In his portrayal of Ossifer, a beat cop looking to throw his weight around, McCooeye presents a more blatantly threatening example of oppressive brutality. There are poetic exaggerations in both monstrous characterizations, but McCooeye finds subtle and persuasive hints of their humanity that sell the uncomfortable truth of these vile men.
Are they fair depictions of the white experience of the racial divide? In context of this story, the question itself is a deflection. Pass Over isn’t concerned with assuaging white guilt or validating any individual’s sense of righteousness; it is addressing behaviour and consequence. Particularly scathing is the portrait it paints of white fragility. That defensiveness and aggression Mister and Ossifer display whenever Moses and Kitch attempt to move beyond their place reveals a rotten social contract on which white comfort depends.
I’m compelled to reflect upon the conceptual elements Pass Over shares with Waiting for Godot and, more importantly, to unpack it’s departures. With repetition and looping action, both plays unfold in distinctly remote and abandoned settings. Like the forlorn country road and barren tree of Godot: Pass Over‘s concrete sidewalk, streetlamp and fire hydrant are tangible and familiar yet eerily unmoored. Julia Kim’s striking set, with its detailed yet subtly artificial quality, makes this small wedge of urban reality feel familiar yet displaced.
The most telling difference, for me, is this: The stoicism of Beckett’s characters in the face of life’s unfairness doesn’t cut it here.
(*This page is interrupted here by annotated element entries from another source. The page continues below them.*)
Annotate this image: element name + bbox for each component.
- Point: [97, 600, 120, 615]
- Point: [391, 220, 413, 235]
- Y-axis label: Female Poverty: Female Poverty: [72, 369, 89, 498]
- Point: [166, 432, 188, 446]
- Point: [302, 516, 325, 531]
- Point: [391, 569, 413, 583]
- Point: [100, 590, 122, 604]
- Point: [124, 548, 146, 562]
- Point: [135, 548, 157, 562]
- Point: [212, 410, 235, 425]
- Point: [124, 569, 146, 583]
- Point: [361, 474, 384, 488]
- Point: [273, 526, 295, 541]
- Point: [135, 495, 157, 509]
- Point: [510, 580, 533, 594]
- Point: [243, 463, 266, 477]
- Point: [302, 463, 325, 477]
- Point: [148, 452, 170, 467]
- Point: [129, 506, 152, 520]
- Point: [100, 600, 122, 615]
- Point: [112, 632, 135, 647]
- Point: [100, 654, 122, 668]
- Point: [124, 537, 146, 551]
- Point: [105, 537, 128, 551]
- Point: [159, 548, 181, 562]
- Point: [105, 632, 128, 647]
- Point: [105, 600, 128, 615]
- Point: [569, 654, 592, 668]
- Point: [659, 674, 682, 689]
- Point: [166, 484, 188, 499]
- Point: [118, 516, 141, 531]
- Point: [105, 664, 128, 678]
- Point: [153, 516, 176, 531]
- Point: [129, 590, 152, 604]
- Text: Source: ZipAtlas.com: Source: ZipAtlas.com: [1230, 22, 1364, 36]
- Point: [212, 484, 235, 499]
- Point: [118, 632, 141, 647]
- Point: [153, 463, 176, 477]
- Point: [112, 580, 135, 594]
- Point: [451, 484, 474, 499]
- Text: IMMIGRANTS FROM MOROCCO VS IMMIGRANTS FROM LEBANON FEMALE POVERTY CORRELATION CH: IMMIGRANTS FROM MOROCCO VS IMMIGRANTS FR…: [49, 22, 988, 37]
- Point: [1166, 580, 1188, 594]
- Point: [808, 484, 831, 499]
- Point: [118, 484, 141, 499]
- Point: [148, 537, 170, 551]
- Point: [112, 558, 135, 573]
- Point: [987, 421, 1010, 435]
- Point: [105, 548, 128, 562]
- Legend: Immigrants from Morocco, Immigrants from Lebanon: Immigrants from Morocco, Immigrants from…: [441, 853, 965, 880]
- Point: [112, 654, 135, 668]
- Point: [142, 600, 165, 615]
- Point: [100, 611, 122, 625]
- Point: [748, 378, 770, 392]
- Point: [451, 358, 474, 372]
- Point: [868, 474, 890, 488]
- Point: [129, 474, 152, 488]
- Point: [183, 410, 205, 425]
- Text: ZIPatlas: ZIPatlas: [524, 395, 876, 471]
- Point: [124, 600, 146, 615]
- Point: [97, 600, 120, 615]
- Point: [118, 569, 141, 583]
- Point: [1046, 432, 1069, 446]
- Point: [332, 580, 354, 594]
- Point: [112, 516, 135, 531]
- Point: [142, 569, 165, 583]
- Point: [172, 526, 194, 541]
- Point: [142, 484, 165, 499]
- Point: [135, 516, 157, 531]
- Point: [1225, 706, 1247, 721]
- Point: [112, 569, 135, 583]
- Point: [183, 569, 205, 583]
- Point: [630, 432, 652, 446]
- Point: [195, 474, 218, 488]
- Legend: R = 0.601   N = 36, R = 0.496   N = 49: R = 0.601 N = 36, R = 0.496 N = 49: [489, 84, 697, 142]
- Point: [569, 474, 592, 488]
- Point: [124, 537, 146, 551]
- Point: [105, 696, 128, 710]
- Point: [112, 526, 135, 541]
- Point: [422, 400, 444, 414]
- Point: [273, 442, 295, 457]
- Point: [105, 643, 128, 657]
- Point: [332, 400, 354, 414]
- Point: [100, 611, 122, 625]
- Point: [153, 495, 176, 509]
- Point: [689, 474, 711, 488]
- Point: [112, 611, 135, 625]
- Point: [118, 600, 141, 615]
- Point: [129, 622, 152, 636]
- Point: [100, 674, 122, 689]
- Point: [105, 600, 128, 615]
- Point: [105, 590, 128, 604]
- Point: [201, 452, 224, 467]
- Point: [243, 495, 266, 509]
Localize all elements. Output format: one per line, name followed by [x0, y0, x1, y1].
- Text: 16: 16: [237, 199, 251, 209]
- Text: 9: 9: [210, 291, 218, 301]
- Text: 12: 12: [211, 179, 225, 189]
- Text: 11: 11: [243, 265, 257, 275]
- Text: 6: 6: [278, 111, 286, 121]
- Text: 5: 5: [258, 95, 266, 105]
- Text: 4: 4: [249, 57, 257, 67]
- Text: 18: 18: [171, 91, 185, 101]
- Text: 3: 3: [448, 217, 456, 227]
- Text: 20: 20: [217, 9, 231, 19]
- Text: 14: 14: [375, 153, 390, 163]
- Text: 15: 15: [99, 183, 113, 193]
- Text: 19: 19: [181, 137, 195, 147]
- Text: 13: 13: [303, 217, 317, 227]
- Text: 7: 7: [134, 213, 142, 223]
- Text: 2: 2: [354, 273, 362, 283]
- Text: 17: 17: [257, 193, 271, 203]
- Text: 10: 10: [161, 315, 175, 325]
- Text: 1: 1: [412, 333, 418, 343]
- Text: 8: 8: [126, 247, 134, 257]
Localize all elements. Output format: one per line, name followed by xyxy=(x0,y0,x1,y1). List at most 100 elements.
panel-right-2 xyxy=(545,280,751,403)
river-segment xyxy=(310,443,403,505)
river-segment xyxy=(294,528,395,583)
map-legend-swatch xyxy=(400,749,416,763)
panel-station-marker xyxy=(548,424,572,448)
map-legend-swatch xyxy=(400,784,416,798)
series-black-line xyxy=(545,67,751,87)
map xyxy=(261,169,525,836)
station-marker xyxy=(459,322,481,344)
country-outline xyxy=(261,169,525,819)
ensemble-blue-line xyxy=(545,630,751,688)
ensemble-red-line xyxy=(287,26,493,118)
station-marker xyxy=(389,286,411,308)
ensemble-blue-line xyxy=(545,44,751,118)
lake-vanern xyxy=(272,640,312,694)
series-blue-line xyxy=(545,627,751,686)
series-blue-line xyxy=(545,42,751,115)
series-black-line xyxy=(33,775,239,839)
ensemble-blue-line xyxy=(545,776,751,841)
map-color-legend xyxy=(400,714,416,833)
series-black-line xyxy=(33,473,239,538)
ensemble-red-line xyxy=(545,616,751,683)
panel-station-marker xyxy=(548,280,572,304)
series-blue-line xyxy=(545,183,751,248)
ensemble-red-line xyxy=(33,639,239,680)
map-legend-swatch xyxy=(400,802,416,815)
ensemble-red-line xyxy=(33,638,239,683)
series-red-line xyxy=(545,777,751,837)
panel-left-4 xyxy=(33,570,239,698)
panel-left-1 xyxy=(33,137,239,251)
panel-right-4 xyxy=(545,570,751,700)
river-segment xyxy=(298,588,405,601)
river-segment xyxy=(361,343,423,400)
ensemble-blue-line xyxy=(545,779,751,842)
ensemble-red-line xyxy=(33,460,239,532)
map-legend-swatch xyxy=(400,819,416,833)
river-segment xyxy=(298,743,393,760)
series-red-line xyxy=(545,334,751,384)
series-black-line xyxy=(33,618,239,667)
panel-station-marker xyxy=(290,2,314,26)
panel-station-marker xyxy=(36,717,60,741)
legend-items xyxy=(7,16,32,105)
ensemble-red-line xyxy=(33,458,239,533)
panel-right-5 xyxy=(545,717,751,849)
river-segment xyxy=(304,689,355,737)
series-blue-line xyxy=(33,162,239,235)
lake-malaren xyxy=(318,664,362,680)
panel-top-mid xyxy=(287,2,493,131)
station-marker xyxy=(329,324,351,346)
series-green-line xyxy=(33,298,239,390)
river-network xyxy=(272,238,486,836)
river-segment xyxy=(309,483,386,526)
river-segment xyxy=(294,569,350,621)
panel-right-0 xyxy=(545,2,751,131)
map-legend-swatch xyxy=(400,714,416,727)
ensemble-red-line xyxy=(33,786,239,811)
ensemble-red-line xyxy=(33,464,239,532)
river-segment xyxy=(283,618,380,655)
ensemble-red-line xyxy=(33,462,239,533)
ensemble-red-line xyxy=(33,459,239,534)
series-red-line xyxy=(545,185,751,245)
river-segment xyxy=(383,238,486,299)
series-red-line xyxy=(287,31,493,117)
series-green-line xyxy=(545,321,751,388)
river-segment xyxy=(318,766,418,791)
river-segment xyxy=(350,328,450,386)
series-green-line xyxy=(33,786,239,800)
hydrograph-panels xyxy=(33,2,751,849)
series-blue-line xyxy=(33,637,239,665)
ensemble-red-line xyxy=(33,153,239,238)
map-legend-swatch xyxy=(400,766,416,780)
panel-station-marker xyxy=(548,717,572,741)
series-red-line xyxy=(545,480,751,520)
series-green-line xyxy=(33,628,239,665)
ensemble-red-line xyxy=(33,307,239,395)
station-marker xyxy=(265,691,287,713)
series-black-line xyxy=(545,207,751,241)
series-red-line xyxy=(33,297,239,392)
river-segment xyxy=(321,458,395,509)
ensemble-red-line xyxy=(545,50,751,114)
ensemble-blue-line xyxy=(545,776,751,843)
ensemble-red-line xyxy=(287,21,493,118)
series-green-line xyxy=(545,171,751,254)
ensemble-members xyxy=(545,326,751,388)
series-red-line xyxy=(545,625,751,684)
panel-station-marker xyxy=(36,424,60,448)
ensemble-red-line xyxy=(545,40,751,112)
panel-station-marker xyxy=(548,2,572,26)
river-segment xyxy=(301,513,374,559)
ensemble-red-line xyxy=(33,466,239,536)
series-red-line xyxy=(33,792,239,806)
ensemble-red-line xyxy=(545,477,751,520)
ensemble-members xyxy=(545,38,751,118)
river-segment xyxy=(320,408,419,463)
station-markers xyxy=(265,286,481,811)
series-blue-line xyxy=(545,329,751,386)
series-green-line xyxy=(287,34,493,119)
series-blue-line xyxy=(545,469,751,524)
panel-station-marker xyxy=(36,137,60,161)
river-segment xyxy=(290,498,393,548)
Nwandu makes it clear that polite complacency in the face of police brutality and liberal white tokenism isn’t a valid response, but, at best—dehumanizing, and at worst— lethal.
Despite its heavy themes, Pass Over feels surprisingly buoyant and whimsical. We are given ample opportunity to enjoy Moses and Kitch’s friendship, to be charmed by Alexander and Elsadig’s electric chemistry. It is this lightness of tone and the optimism of their shared vision that makes the finale so devastating.